Over the past 10 months the Post Office has embarked on a radical transformation project that has seen the marketing team evolve from a tactical, product-led function to being strategic, digitally-focused and customer centric.
To achieve this goal, the Post Office has halved the size of its team, slashed the number of campaigns it runs by 95% and brought marketing closer to the wider organisation which spans six business units, 120 different products and 11,500 branches serving 20 million customers annually.
Leading the transformation project is Louise Fowler, interim chief customer and marketing officer, who joined the Post Office in July 2016 to lead the strategic repositioning of the brand and improve the marketing department’s profitability. Fowler’s background includes leading marketing and digital transformation projects at consumer brands such as British Airways, Barclays, the Co-operative group and First Direct.
Alongside rationalising the marketing activity, Fowler’s key priority at the start of the year was to restructure the team in order to drive greater efficiencies.
“Before I joined [the Post Office] there were 140 people in marketing, when I joined it was about 80, it’s 42 today,” Fowler explains.
“The marketing team has been through a lot of change, but it’s been quite incremental – moving reporting lines, and a few changes here and there. We went through a complete restructure, total redesign and everyone had to indicate if they wanted to apply for a role or not. So the team is probably half new, half pre-existing. All people that were here before January are in new roles.”
We can’t afford to do big budget brand advertising and I don’t think we should. People know us, so we want to help them understand why we are important and relevant.
Louise Fowler, Post Office
Speaking at the Festival of Marketing (5 October), the Post Office CMO explained how she collaborated with marketing consultancy Oystercatchers to drive a wholesale shift in thinking with a view to create a sustainable, self-reliant marketing department.
Rather than being “quite ivory tower, doing lots of brand things”, Fowler’s vision was to bring marketing closer to business strategy.
“We were kind of like an internal agency. People would come and say ‘I’d like you to print me a poster that says this please’. So not really a strategic marketing team that’s adding value to the business. Very product led, very tactical, very much about selling stuff now for return on investment immediately,” Fowler says.

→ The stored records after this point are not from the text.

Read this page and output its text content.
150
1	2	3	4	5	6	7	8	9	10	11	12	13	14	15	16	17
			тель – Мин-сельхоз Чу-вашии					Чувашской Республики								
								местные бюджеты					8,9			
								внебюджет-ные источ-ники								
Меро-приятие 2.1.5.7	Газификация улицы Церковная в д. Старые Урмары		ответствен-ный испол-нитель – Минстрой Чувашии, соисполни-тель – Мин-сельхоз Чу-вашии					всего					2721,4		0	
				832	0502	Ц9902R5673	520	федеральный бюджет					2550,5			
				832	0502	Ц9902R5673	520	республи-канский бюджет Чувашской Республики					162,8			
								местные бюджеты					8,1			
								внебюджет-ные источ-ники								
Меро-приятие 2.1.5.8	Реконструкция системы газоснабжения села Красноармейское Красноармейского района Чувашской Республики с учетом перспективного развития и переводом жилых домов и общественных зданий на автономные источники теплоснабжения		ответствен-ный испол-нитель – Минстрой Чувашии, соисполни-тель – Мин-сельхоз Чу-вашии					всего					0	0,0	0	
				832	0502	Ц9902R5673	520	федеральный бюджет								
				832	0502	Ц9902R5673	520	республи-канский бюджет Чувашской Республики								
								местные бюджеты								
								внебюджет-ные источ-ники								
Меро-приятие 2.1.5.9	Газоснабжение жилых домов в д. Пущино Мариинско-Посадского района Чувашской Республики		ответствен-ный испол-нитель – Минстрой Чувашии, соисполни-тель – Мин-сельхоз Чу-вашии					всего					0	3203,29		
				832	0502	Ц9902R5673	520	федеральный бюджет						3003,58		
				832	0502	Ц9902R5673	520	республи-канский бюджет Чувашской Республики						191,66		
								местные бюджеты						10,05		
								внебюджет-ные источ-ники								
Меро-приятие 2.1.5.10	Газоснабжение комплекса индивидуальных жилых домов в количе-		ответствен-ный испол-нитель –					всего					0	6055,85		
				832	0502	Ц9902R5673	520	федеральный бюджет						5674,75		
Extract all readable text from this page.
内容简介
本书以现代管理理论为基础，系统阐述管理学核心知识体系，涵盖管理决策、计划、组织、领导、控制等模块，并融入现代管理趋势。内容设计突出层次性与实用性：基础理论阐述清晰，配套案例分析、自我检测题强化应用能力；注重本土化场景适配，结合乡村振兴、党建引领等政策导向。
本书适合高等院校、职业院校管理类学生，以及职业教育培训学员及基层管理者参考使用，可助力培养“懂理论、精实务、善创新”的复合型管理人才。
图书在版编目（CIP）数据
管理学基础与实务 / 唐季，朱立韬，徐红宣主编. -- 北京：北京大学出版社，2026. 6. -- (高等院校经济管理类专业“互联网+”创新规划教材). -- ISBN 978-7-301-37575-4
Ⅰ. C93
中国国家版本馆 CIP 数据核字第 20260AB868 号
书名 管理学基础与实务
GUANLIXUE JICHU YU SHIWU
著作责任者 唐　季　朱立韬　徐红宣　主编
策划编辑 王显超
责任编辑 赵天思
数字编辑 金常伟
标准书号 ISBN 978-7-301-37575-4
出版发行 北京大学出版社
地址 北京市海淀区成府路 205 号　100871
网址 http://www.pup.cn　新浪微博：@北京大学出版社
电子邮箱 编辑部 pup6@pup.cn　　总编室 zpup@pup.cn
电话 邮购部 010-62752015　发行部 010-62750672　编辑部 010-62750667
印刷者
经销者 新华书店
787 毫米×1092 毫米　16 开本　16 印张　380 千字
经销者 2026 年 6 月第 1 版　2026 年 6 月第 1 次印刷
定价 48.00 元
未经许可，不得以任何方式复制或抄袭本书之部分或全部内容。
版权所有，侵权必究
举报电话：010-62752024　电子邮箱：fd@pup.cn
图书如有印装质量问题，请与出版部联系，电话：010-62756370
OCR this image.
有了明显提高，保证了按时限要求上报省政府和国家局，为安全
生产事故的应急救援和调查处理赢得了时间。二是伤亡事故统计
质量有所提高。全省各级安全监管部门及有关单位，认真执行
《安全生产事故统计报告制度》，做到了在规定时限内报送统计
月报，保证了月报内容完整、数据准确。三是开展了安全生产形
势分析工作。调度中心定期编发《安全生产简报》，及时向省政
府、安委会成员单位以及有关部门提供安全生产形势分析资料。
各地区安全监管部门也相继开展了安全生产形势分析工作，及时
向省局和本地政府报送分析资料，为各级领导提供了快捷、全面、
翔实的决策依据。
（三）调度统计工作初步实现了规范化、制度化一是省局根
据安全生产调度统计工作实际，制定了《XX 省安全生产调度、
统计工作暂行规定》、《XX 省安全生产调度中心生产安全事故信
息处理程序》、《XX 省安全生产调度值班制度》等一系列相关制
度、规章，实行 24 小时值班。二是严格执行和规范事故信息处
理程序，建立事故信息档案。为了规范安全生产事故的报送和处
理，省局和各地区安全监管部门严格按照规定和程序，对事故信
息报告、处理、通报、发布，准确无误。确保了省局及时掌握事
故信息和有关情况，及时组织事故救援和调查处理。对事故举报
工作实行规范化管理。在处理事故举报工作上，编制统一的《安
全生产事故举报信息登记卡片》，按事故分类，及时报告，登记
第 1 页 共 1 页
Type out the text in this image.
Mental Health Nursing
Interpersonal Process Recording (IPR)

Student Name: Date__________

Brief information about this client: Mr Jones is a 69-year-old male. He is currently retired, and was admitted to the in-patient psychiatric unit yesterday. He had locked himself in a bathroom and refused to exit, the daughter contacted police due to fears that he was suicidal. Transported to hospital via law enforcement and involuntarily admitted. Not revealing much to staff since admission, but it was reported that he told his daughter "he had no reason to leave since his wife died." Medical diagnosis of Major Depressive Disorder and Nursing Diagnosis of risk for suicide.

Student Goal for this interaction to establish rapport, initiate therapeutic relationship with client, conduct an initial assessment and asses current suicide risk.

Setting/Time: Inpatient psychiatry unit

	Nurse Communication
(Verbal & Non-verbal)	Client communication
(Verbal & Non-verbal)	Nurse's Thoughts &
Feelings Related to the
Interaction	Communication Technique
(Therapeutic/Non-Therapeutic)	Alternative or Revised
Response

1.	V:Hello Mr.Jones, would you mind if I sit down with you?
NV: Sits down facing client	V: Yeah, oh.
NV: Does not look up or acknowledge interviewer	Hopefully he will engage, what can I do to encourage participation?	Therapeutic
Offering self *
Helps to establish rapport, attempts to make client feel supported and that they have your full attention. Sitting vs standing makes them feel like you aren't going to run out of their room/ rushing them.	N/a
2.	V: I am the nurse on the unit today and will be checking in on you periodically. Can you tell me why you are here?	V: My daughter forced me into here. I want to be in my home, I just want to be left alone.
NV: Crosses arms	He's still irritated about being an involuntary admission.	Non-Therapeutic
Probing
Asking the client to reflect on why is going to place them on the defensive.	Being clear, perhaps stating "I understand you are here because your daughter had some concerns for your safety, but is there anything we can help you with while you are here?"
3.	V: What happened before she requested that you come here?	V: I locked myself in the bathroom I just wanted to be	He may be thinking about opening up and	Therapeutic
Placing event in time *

“What we’re trying to turn around to is being much more customer facing, proactive, directive, telling the business ‘I don’t think you should do that. You should do this instead and we can help you solve that problem’. And much more strategic.”
This approach has extended to the way the company interacts with its agency partners. Despite having “very sizeable relationships with some really fantastic agencies”, the Post Office was not managing these relationships strategically or asking its agencies to be truly accountable, according to Fowler.
“Our agencies now are much more part of the team, they come to our performance meetings, they bring reports and tell us what they’ve achieved. The inside outside line has blurred very much since we changed the relationship,” she adds.
The transformation project is building on the decision taken last year to bring marketing and digital together by developing a single funnel tracking customer journeys both on and offline. Fowler was keen to move away from the old methods marketing used to measure success – such as awareness, consideration and click-through – which she argues did not represent a “proper return on investment”.
All marketing and digital delivery is now carried out centrally and managed by the marketing ops function, with marketing and planning functions also sitting in each business unit.
Going forward, the key priorities will be to increase brand relevance, ensure the marketers are using data to add value, explore new digital technology and institutionalise a customer culture across the wider Post Office organisation.
Fewer tactics, greater purpose
Leaving the tactics behind, Fowler is encouraging her marketers to create a narrative about the Post Office based on the relevance of its social purpose, which is to ensure that nobody in the UK is denied access to key services.
“We can’t afford to do big budget brand advertising and I don’t think we should actually. People know us, so we want to help them understand why we are important and relevant, and why we can give value. It’s about creating that narrative, not just selling tactical products all the time,” she explains.
“Everybody loves us and thinks we’re really important, for somebody else. So we need to make sure what we offer is relevant for everybody.”
With 95% of the UK population living within a mile of a Post Office, Fowler is proud to work for a brand everyone in the UK knows, and also has an opinion about.
“How depressing to work for a brand that nobody cares about or is really functional? It’s a real joy to work with something that people are really passionate about and have an opinion on, and understanding that opinion and thinking about how you harness it,” she reflected.
“I don’t think I could derive joy working for a brand that doesn’t mean quite as much. Wouldn’t we all be upset if the Post Office wasn’t there in one shape or form?”